Ops folks hate agents. Hate them. I was in the same camp back in my data center days. The reasons are pretty obvious, right? Who wants to have to install and maintain another piece of software on every server? No one. Not only that, but agents scare the bejesus out of people running production systems. A small program that executes commands locally from a remote source is super scary no matter what. Like clowns with fangs scary. Add in the chance for that little agent to go rogue and start consuming resources or leaking memory or hording ports and scary quickly morphs into dread.

With all the revolutions going on in server infrastructure agents are also becoming more and more inconvenient. Virtualized environments and cloud computing make the servers themselves much more ephemeral than in other days past. Maintaining agents to these here-today-gone-tomorrow servers, and all the references to them, and the configurations they require, is just too time consuming and troublesome. It’s a hold over architecture from days past when “server” meant a thing with a form factor and a fan, not dynamically allocated memory and processor time.

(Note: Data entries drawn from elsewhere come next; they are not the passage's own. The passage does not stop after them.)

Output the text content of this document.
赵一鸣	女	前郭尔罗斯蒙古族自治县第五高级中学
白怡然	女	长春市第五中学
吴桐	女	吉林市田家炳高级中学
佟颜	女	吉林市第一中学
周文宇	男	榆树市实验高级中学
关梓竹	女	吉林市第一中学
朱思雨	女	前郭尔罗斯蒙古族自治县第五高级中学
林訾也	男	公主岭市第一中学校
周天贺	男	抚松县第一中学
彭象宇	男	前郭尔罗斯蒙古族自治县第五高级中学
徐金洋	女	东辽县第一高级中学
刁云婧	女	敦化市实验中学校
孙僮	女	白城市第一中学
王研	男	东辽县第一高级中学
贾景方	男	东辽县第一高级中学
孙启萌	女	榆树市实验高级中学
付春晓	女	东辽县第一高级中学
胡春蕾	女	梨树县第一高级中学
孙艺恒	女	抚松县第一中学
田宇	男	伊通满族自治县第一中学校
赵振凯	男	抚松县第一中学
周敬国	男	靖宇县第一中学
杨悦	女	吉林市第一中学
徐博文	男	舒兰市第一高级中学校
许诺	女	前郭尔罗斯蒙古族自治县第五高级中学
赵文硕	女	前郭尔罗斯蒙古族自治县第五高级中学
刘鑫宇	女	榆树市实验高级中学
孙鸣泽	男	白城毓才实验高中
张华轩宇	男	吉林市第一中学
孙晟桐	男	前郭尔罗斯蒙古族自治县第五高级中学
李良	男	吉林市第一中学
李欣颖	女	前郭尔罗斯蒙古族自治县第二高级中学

Phurnace doesn’t play that game. We connect over the network – no agents required. That gives us tremendous flexibility to fit into the existing infrastructure architecture of our clients. Also, it allows us to configure and maintain servers regardless if they are physical, virtual, or cloudy. Ultimately our customers don’t like being told how they have to do things – they want products that fit how they want to work, not have to work the way a product demands. Being agentless is part of our flexibility that let’s our customers do that. And of course, makes us far less scary.